Pero hay cine de inteligencia, que también asusta, y lo hace porque rompe demasiado con valores tal vez caducos en una sociedad tan dependiente de la conservación de los paradigmas. Juno, de Jason Reitman, habla de una adolescente más que madura que establece el sentido muy práctico de traer una vida al mundo por un desliz. Entregarlo en adopción y verse inmiscuida en la madeja emocional de una pareja que no tiene la suerte – que no lo es tanto para ella – de tener hijos. Pero Juno asusta porque su final, tan de comiquita, permea un plano general de los dos adolecentes que engendraron una vida, en una canción cuasi infantil como si nada hubiera pasado. Qué pudo representar La Naranja Mecánica de Kubrick en la década de los setenta sino el arrinconamiento del futuro en una sociedad hipócrita que permite que un joven que raya en lo psicópata como el personaje de Alex y su apariencia tan de maniquí alcance la cúspide. Qué esperaba Francis Ford Coppola en su icónico final en Apocalypse Now cuando, según sus palabras, el legado dejado al joven soldado, que esperando ser el ciudadano del futuro, abandonara aquel campamento perdido sin un arma en la mano después de la brutalidad, del horror.

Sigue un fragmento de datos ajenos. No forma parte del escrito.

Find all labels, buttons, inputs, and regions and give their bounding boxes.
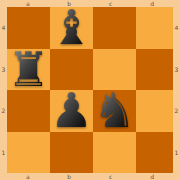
rank-label-right-1: 1 — [173, 132, 180, 174]
chessboard-frame: abcd abcd 4321 4321 ♝♜♟♞ — [0, 0, 180, 180]
square-a1[interactable] — [7, 132, 50, 174]
square-b2[interactable]: ♟ — [50, 90, 93, 132]
piece-black-bishop-b4[interactable]: ♝ — [50, 7, 93, 48]
square-b4[interactable]: ♝ — [50, 7, 93, 49]
piece-black-pawn-b2[interactable]: ♟ — [50, 90, 93, 131]
rank-label-left-2: 2 — [0, 90, 7, 132]
piece-black-rook-a3[interactable]: ♜ — [7, 49, 50, 90]
rank-label-right-3: 3 — [173, 49, 180, 91]
square-d4[interactable] — [136, 7, 173, 49]
file-label-bottom-a: a — [7, 173, 49, 180]
file-label-bottom-d: d — [132, 173, 174, 180]
rank-label-right-2: 2 — [173, 90, 180, 132]
file-label-top-d: d — [132, 0, 174, 7]
rank-label-left-4: 4 — [0, 7, 7, 49]
file-label-top-a: a — [7, 0, 49, 7]
piece-black-knight-c2[interactable]: ♞ — [93, 90, 136, 131]
file-label-top-c: c — [90, 0, 132, 7]
square-c2[interactable]: ♞ — [93, 90, 136, 132]
file-label-bottom-b: b — [49, 173, 91, 180]
square-c4[interactable] — [93, 7, 136, 49]
board: ♝♜♟♞ — [7, 7, 173, 173]
square-a3[interactable]: ♜ — [7, 49, 50, 91]
square-d3[interactable] — [136, 49, 173, 91]
rank-label-left-3: 3 — [0, 49, 7, 91]
rank-labels-left: 4321 — [0, 7, 7, 173]
rank-labels-right: 4321 — [173, 7, 180, 173]
rank-label-right-4: 4 — [173, 7, 180, 49]
square-d2[interactable] — [136, 90, 173, 132]
file-label-bottom-c: c — [90, 173, 132, 180]
file-labels-bottom: abcd — [7, 173, 173, 180]
square-d1[interactable] — [136, 132, 173, 174]
rank-label-left-1: 1 — [0, 132, 7, 174]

Este es el mundo en el que me imagino frente a una hermosa mujer que apenas roce los veinte años y me pida concejos sobre cómo ser actriz- como si tal cosa fuera posible -, tan envuelta en su inocencia vencida, buscando en mí tal vez la respuesta que ella misma sabe, que sin ser la verdadera es la que le gusta. Que ser actriz, ser parte de ese mundo no comienza en una sala de operaciones donde se le aumenten el tamaño a sus atributos o se le disminuyan los defectos que no puede por sí misma desaparecer, tal vez por falta de voluntad, y que la varita mágica del hada madrina de Disney en nuestros tiempos visionarios sea el bisturí. Tendré, dentro de esa característica tan mía de ver más allá del fondo encumbrado de la gente, que reír hacia dentro para no ofender con mi ironía, y preguntarle – digo yo, por hablar pendejadas – cuántos libros se ha leído. Esa mujer vaticinada en mi profética palabra hablará pestes de mí hasta el día en que le dure la piel firme y tersa, como lo establecen los cánones del cine actual.